First, import the library:

import fseg
print(fseg.__version__)

Note

Since there is no system time-zone data on Windows, it is necessary to download IANA tzdata for the library date-tz.

mkdir $HOME/tzdata
cd $HOME/tzdata
curl "https://data.iana.org/time-zones/releases/tzdata2022a.tar.gz" | tar xvz
curl "https://raw.githubusercontent.com/unicode-org/cldr/main/common/supplemental/windowsZones.xml"

If curl failed with connection refused, manually download the windowsZones.xml file in browser.

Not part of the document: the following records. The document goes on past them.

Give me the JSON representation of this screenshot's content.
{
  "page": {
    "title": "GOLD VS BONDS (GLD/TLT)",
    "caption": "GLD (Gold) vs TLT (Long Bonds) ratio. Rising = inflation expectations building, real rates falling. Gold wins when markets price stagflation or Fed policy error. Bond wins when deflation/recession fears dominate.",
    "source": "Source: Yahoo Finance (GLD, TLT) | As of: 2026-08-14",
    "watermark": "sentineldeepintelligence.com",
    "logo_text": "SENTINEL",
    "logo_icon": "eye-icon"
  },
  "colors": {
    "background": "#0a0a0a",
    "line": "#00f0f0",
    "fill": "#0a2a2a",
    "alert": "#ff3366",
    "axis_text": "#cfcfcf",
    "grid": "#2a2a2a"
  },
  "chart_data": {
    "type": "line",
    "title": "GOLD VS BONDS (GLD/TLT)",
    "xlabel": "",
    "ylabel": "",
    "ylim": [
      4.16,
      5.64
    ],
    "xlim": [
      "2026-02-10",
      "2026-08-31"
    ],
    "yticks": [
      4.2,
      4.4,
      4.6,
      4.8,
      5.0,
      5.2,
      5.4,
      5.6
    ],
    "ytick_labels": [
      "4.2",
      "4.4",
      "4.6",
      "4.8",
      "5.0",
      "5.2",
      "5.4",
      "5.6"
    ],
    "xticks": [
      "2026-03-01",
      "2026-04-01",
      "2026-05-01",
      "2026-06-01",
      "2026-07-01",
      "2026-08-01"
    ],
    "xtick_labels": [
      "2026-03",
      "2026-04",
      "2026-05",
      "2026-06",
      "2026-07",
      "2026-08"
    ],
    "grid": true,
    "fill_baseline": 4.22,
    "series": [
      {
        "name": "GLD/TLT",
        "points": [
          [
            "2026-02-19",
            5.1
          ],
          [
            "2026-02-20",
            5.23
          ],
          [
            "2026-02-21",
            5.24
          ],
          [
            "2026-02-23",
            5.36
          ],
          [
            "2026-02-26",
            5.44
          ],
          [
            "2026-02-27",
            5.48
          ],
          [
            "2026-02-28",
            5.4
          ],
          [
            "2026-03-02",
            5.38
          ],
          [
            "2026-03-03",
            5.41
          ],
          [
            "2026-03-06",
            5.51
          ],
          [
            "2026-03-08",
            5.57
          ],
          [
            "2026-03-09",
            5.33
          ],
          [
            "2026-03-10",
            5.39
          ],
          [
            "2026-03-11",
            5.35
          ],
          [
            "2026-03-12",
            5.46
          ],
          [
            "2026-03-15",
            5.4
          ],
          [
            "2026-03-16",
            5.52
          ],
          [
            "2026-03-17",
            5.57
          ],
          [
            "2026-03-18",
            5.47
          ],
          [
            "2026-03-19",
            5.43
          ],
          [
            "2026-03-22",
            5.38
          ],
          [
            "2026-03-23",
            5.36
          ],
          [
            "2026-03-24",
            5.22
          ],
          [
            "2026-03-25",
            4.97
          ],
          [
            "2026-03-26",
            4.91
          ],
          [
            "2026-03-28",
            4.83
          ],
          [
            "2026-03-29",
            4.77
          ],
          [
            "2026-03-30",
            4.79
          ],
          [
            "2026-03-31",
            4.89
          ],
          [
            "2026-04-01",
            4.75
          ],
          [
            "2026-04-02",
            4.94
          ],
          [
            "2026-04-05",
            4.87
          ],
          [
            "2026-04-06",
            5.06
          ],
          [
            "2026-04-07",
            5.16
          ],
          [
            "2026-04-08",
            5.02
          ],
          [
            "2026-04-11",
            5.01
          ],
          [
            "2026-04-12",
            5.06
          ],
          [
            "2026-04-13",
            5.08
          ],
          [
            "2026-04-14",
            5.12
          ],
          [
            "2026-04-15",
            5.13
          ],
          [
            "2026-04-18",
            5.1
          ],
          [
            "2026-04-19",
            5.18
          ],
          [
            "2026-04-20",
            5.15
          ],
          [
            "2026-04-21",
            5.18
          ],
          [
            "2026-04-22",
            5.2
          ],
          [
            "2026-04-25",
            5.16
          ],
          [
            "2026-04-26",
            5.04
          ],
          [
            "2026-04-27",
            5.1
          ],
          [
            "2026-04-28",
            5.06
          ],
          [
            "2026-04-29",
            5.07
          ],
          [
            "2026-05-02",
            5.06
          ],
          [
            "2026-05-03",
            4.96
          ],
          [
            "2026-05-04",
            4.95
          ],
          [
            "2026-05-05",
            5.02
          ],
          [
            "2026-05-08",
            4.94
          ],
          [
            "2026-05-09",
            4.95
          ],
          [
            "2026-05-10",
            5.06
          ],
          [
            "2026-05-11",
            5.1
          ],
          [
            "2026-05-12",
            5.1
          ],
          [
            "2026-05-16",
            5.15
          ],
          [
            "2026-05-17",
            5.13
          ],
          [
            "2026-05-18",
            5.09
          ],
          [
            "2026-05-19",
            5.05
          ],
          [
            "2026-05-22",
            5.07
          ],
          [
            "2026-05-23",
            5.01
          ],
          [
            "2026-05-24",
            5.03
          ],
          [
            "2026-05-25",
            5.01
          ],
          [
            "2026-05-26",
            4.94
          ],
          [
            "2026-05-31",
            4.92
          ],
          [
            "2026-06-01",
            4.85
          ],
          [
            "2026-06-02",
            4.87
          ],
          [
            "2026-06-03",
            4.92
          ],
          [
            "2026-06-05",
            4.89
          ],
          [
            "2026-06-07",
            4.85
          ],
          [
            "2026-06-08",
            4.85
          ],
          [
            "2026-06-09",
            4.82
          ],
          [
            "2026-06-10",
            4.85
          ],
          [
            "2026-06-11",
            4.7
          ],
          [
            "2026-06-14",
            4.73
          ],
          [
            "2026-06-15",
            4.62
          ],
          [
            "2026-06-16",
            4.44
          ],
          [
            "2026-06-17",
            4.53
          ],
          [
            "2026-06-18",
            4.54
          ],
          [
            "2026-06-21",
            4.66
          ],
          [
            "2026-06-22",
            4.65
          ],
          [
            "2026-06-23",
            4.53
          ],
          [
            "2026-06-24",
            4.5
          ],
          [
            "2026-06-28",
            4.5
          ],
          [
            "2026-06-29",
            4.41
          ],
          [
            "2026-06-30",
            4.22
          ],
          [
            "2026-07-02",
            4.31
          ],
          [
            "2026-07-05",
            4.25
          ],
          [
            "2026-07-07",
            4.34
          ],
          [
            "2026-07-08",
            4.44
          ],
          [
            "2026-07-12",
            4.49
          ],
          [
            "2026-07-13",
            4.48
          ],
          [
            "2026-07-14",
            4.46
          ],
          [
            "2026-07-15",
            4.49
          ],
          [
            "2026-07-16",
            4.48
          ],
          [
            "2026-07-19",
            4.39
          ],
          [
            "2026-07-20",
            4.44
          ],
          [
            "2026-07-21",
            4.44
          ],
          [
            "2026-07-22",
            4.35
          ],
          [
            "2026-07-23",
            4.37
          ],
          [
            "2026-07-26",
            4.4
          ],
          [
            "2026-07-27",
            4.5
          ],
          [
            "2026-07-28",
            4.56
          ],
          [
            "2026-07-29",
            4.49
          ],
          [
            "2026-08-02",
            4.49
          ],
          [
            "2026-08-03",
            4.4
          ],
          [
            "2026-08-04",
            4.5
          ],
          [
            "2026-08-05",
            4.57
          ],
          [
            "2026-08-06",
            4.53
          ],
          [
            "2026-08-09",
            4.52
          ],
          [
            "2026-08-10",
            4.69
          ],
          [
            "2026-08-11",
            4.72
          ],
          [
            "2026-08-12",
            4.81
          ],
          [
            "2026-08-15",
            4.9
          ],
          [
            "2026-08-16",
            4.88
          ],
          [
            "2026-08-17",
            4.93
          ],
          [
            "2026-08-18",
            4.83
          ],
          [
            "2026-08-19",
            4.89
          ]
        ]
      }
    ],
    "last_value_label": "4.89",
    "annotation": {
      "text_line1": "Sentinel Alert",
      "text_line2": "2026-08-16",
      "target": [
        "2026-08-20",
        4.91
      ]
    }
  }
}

Windows version was forgone at v0.8.0

sun position at

  1. Instantialize an analyzer, and bound to an algorithm, for example "SPA":

    from fseg import SunEarthAnalyzer
    
    sea = SunEarthAnalyzer()
    sea.algorithm="SPA"
    
  2. Set the observatory using kwargs arguments:

    d = {'timezone': -7.0, 'longitude': -105.1786, 'latitude': 39.742476,
         'elevation': 1830.14}
    sea.observatory = d
    

    Without setting observatory, a runtime error will be raised when calling for calculation:

    >>> sea.has_set_observatory()
    False
    >>> sea.sun_position_at([2020, 5, 13, 17, 15, 30])
    Traceback (most recent call last):
      ...
    RuntimeError: Observatory is unset
    

  3. Call the backend algorithm to calculate sun position at the give time:

    >>> sp = sea.sun_position_at("2003-10-17 12:30:30")
    >>> sp
    TopoCentricSunPositionResult(zenith=50.11162202402972,
    ... azimuth=194.34024051019162, julian_day=2452930.312847222)
    
    Other type of arguments like List[int] and datetime.datetime are also supported, see reference for details.